If Leeds United are to stop the rot and avoid relegation this season, maybe they will look back on the final 10 minutes at the Etihad Stadium as a turning point.
Two-nil down after 27 minutes away to the Premier League champions and Treble hunters Manchester City, Leeds could have imploded. It has certainly happened enough of late.
But having dug in and rode their luck on occasions, Sam Allardyce’s side responded to Ilkay Gundogan’s penalty miss by grabbing a goal back through Rodrigo and, while a dramatic late equalizer ultimately proved elusive, the scenes at the final whistle suggested there is some fight and unity left in them yet.
As soon as the game was over, Karl Robinson, Allardyce’s assistant, was on the pitch instructing Leeds’ players and staff to come together in a huddle before they marched over in unison to their supporters and, one by one, players began ripping off their shirts and throwing them to the crowd. First Rodrigo, then Luke Ayling, then Jack Harrison until, by the end, almost half the squad exited the field bare-chested. The fans showed their appreciation back.
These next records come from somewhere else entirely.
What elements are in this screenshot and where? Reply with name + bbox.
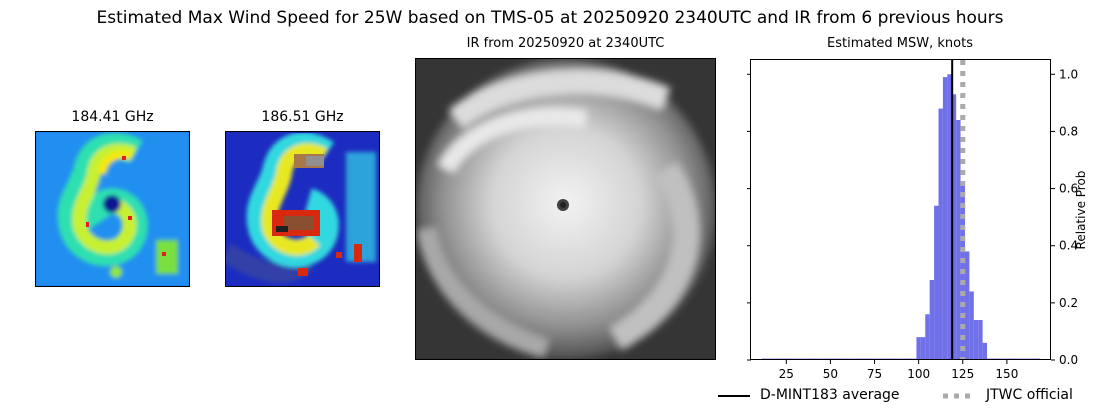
ir-image: [415, 58, 716, 360]
y-axis-ticks: 0.0 0.2 0.4 0.6 0.8 1.0: [747, 67, 1078, 367]
x-tick-label: 100: [907, 367, 930, 381]
x-tick-label: 50: [823, 367, 838, 381]
y-tick-label: 1.0: [1059, 67, 1078, 81]
mw2-panel-title: 186.51 GHz: [261, 109, 344, 125]
histogram-bar: [916, 337, 921, 360]
x-tick-label: 25: [779, 367, 794, 381]
y-tick-label: 0.0: [1059, 353, 1078, 367]
histogram-bar: [951, 94, 957, 361]
histogram-bars: [762, 74, 1040, 361]
y-tick-label: 0.6: [1059, 182, 1078, 196]
histogram-bar: [938, 108, 943, 360]
x-tick-label: 150: [995, 367, 1018, 381]
x-axis-ticks: 25 50 75 100 125 150: [779, 360, 1018, 381]
mw1-image: [35, 131, 190, 287]
histogram-bar: [925, 314, 930, 360]
y-tick-label: 0.2: [1059, 296, 1078, 310]
legend-average-swatch: [718, 395, 750, 397]
histogram-chart: 25 50 75 100 125 150 0.0 0.2 0.4 0.6 0.8 1.0 Relat…: [747, 59, 1088, 381]
histogram-bar: [920, 337, 926, 360]
histogram-bar: [973, 320, 979, 360]
mw1-panel-title: 184.41 GHz: [71, 109, 154, 125]
figure-title: Estimated Max Wind Speed for 25W based o…: [96, 8, 1004, 28]
histogram-bar: [942, 77, 948, 360]
mw2-image: [225, 131, 380, 287]
x-tick-label: 75: [867, 367, 882, 381]
plot-frame: [750, 59, 1051, 360]
reference-lines: [951, 60, 966, 360]
histogram-bar: [956, 120, 961, 360]
histogram-bar: [964, 251, 970, 360]
legend-jtwc-swatch: [943, 393, 975, 399]
ir-panel-title: IR from 20250920 at 2340UTC: [466, 36, 665, 51]
chart-title: Estimated MSW, knots: [827, 36, 973, 51]
histogram-bar: [978, 320, 983, 360]
x-tick-label: 125: [951, 367, 974, 381]
y-axis-label: Relative Prob: [1074, 171, 1088, 250]
histogram-bar: [934, 205, 939, 360]
histogram-bar: [929, 280, 935, 360]
y-tick-label: 0.8: [1059, 124, 1078, 138]
legend-jtwc-label: JTWC official: [986, 387, 1073, 403]
histogram-bar: [947, 74, 952, 361]
legend-average-label: D-MINT183 average: [760, 387, 900, 403]
chart-legend: D-MINT183 average JTWC official: [718, 384, 1098, 406]
y-tick-label: 0.4: [1059, 239, 1078, 253]
histogram-bar: [982, 342, 988, 360]
histogram-bar: [969, 291, 974, 360]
It was a very different scene to last Monday morning when Leeds players, beaten 4-1 by Bournemouth the day before, a defeat that cost Javi Garcia his job and saw Allardyce parachuted in, failed to acknowledge the fans as they left the team hotel.
Allardyce and Robinson, it is clear, recognized that was an issue that had to be addressed and, while their predicament remains precarious, there were some seeds of hope against City as they head into their final three games against Newcastle United, West Ham United and Tottenham Hotspur.
“Even though my position is head coach, I am a manager and my biggest strength is making people feel better – man-management,” said Allardyce, whose decision to drop first-choice goalkeeper Illan Meslier and start Joel Robles paid off. “That has nothing to do with coaching and if you haven’t got that skill, you won’t make people play better.”